The second kind of losses are defined over the whole group of utterances and cannot be decomposed into pairwise losses — let us call these “group” loss; an example is source-aggregated SDR:

\[\mathcal{L}^{\mathrm{sa-SDR}}(\mathbf{S},\hat{\mathbf{S}}) = - 10 \log_{10} \frac{\sum_{c=1}^C \Vert \mathbf{s}_c\Vert^2}{\sum_{c=1}^C \Vert \mathbf{s}_c - \hat{\mathbf{s}}_c\Vert^2}.\]

In utterance-level PIT (uPIT), we define a “meta”-loss function over an underlying loss (which can be an aggregated loss or a group loss) such that we minimize the loss over all permutations of the source utterances, i.e.,

\[\mathcal{J}^{\mathrm{uPIT}} (\hat{\mathbf{S}},\mathbf{S}) = \min_{\mathbf{P} \in \mathcal{P}_C} \mathcal{L}(\hat{\mathbf{S}}, \mathbf{SP}),\]

where $\mathcal{P}_C$ is the set of all permutation matrices. To solve the above problem, there can be 2 ways depending on whether the underlying $\mathcal{L}$ is an aggregated loss or a group loss.

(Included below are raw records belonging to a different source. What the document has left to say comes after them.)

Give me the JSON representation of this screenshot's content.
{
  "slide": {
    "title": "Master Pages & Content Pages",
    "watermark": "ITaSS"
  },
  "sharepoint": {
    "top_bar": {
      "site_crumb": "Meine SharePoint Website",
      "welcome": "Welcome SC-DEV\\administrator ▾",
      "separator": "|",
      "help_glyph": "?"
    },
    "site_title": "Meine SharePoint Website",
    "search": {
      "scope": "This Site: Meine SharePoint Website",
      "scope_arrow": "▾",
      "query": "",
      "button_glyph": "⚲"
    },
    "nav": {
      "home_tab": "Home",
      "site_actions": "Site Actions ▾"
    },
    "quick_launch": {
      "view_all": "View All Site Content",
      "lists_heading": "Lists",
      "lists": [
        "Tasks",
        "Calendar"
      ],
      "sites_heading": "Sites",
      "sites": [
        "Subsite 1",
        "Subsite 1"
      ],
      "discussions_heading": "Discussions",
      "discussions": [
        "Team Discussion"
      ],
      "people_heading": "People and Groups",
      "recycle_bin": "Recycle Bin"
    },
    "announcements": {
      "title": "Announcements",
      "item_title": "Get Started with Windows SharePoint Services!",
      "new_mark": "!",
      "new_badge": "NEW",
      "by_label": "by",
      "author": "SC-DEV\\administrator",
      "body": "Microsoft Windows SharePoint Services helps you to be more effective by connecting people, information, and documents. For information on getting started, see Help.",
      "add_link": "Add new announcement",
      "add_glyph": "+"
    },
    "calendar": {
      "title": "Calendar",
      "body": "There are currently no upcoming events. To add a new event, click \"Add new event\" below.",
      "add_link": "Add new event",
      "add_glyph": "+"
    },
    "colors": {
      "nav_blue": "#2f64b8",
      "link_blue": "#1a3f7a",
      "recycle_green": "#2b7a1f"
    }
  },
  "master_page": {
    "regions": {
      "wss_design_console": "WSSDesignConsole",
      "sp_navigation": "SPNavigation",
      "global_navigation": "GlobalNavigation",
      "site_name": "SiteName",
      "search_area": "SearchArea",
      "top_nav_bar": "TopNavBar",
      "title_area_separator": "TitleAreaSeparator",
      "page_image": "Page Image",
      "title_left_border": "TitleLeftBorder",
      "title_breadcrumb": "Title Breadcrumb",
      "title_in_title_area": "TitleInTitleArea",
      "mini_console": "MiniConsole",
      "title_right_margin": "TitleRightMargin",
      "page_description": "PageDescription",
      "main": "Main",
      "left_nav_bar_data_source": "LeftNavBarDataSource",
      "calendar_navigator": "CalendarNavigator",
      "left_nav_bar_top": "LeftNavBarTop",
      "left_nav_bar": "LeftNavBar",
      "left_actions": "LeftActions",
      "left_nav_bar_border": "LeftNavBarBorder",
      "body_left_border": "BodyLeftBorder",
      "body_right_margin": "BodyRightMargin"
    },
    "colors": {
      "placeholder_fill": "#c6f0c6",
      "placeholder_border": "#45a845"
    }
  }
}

Case 1 ($\mathcal{L}$ is an aggregated loss): Let $\mathbf{M} \in \mathbb{R}^{C\times C}$ be the matrix of pairwise losses. Then,

\[\mathcal{J}^{\mathrm{uPIT}} (\hat{\mathbf{S}},\mathbf{S}) = \min_{\mathbf{P} \in \mathcal{P}_C} \mathrm{Tr}(\mathbf{MP}),\]

which can be solved in $\mathcal{O}(C^3)$ time using the Hungarian algorithm.

Case 2 ($\mathcal{L}$ is a group loss): We cannot directly use the Hungarian algorithm since group losses cannot be decomposed into pair-wise losses. However, we can still use it if it is possible to write the loss as

\(\mathcal{J}^{\mathrm{uPIT}} (\hat{\mathbf{S}},\mathbf{S}) = f(\min_{\mathbf{P} \in \mathcal{P}_C} \mathrm{Tr}(\mathbf{MP},\hat{\mathbf{S}},\mathbf{S}))\),

where $\mathbf{M} \in \mathbb{R}^{C\times C}$, and $f$ is a strictly monotonously increasing function. There can be multiple ways of doing this decomposition. For the SA-SDR loss, one such way is:

\[f(x, \hat{\mathbf{S}},\mathbf{S}) = -10 \log_{10} \frac{\mathrm{Tr}(\mathbf{S}^T\mathbf{S})}{\mathrm{Tr}(\mathbf{S}^T\mathbf{S}) + \mathrm{Tr}(\hat{\mathbf{S}}^T\hat{\mathbf{S}}) + 2x},\]

with $\mathbf{M}$ defined as $\mathbf{M} = -\hat{mathbf{S}}^T \mathbf{S}.$

For graph-PIT, the loss function can be written as:

\[\begin{aligned} \mathcal{J}^{\mathrm{Graph-PIT}} (\hat{\mathbf{S}},\mathbf{S}) &= \min_{\mathbf{P}\in \mathcal{B}_{G,C}} \mathcal{L}(\hat{\mathbf{S}},\mathbf{SP}) \\ &= f(\min_{\mathbf{P}\in \mathcal{B}_{G,C}} \mathrm{Tr}(\mathbf{MP}, \hat{\mathbf{S}},\mathbf{S})), \end{aligned}\]

where $\mathbf{P}$ is no longer a square matrix. If we use SA-SDR as the underlying loss, we can still use the definitions of $f$ and $\mathbf{M}$ as defined above, since they work on the whole group of sources and outputs.